You've been with your DH for 10 years, stepson is 11. So he wouldn't be able to remember a time when his dad and his mum were together. I presume his mum was the resident parent, which inevitably means that his primary relationship is with his mum.
"My husband and his ex went through a really nasty court case which started due to very serious allegations being made about his stepfather (think voyeurism). Social were involved and as soon as step son spoke to the social worker, he changed his story to say all kinds of nasty things about his dad which were untrue."

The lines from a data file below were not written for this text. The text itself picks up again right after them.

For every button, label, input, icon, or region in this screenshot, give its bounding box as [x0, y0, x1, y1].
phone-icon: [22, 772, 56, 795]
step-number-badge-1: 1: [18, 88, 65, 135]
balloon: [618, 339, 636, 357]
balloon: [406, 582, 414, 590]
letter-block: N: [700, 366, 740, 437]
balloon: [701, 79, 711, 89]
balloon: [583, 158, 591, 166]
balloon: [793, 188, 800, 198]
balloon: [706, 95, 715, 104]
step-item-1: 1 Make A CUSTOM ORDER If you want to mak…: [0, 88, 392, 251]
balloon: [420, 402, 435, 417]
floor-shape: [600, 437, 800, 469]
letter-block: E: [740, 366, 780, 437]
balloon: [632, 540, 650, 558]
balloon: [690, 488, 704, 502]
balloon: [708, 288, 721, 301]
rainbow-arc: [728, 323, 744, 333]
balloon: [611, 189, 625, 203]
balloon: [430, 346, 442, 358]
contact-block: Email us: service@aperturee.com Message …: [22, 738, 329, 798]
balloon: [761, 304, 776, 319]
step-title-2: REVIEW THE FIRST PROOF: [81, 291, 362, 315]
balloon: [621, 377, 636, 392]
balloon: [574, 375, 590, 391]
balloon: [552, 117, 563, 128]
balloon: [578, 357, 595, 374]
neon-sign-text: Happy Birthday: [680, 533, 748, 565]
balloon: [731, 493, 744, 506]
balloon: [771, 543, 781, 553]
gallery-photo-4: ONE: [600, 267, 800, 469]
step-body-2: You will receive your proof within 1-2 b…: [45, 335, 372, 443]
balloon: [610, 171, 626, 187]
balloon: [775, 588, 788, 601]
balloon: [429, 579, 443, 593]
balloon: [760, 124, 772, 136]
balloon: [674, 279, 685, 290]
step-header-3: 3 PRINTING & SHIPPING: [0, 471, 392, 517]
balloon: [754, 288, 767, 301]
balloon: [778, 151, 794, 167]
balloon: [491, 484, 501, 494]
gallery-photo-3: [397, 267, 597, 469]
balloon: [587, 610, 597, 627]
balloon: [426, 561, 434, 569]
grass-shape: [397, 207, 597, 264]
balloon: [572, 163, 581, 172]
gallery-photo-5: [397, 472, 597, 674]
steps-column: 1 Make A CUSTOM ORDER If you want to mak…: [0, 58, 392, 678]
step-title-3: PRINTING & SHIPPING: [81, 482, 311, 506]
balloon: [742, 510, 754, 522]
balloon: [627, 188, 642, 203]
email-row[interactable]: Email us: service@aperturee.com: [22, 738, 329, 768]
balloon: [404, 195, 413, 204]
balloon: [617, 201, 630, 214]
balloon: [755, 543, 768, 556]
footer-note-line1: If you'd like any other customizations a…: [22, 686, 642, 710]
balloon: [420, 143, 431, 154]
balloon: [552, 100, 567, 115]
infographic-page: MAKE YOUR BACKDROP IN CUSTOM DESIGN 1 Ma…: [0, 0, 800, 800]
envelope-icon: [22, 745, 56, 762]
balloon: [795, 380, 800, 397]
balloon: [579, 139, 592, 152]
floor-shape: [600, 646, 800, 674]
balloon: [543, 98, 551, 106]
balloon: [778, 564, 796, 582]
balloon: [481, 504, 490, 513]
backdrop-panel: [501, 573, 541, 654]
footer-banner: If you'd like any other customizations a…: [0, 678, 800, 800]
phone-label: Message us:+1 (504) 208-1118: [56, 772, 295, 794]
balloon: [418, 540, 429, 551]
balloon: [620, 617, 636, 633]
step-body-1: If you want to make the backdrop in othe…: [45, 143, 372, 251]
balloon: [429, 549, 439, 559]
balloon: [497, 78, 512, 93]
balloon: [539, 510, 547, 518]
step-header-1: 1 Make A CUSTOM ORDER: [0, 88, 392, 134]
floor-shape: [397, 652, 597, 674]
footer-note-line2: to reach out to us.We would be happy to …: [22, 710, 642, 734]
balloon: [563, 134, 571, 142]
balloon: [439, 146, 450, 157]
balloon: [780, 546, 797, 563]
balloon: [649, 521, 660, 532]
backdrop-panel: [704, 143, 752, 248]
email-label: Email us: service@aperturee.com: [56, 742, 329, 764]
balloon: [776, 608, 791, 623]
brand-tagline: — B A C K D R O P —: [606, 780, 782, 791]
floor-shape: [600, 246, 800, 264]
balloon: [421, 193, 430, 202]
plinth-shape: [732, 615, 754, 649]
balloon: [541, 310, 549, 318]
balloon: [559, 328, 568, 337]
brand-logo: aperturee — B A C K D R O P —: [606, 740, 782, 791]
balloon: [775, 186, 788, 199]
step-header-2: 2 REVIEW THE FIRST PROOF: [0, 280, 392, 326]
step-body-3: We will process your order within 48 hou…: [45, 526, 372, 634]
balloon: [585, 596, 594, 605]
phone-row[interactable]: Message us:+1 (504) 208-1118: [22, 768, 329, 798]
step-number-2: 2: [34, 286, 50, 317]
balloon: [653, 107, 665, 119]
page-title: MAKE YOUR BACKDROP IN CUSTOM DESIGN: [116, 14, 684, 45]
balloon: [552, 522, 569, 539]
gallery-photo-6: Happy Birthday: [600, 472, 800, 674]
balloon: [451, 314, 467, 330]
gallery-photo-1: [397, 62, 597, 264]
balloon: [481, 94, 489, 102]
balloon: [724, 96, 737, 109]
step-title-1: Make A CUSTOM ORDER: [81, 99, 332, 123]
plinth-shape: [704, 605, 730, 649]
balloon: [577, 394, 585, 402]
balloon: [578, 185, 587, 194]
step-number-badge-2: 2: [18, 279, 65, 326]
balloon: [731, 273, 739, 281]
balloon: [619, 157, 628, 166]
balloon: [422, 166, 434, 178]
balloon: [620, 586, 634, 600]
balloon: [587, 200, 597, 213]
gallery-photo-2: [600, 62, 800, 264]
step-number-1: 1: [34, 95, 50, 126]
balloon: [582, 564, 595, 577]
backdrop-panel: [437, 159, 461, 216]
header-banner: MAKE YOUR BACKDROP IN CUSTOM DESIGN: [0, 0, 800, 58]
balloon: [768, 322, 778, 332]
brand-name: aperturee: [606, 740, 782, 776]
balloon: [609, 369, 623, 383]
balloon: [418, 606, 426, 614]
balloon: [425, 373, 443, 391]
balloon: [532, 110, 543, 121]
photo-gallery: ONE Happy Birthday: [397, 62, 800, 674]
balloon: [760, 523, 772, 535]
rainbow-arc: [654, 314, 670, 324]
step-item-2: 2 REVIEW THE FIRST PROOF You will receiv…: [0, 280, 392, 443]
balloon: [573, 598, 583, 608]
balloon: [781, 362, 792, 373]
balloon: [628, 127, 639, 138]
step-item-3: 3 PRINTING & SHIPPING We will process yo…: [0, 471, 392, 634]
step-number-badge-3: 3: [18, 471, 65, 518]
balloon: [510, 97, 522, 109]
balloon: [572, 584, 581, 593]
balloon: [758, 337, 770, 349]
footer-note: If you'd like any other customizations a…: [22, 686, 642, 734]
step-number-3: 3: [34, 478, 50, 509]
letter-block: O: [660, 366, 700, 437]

So, here's a scenario that is all too possible. Your stepson's mother did not want her husband to be found guilty, and decided to deflect attention on to her ex instead. She worked upon her son (who would have trusted his mother completely) and convinces her son that 'the bad man' was his dad and not his stepdad, that he's made the switch in his head to protect his dad, that she understands why he did that, but - sweetheart, you have to tell the truth! How will daddy get the help he needs if we pretend he doesn't need help?
This wasn't just a conversation, this would have been his whole environment, with every interaction reinforcing that it was daddy not stepdaddy who is a bad man. Right down to the implication that mummy wouldn't love him any more if he lied that it was stepdaddy who was the bad man.
It would be a very unusual 8/9 year old who would not crumble in the face of such gaslighting / coercion / desolation.
I think your best chance to get past this, to deal with the resentment you feel for this young child, is to consider that this young child was a victim of adults. He was a victim of his mother, who gaslit him into believing what she tutored him to accuse. He was a victim of the psychologist, who took everything at face value and is incompetent. He is a victim of every other adult involved who did not consider anything other than the fabrications.
Put your resentment where it deserves to be - with the adults, not the child.
"I couldn't ever imagine my own kids telling such awful lies about their father."
You're assuming he told awful lies knowing they were awful lies. You're ascribing malevolence to this child. If he believed it to be true, do you still see malevolence in his actions?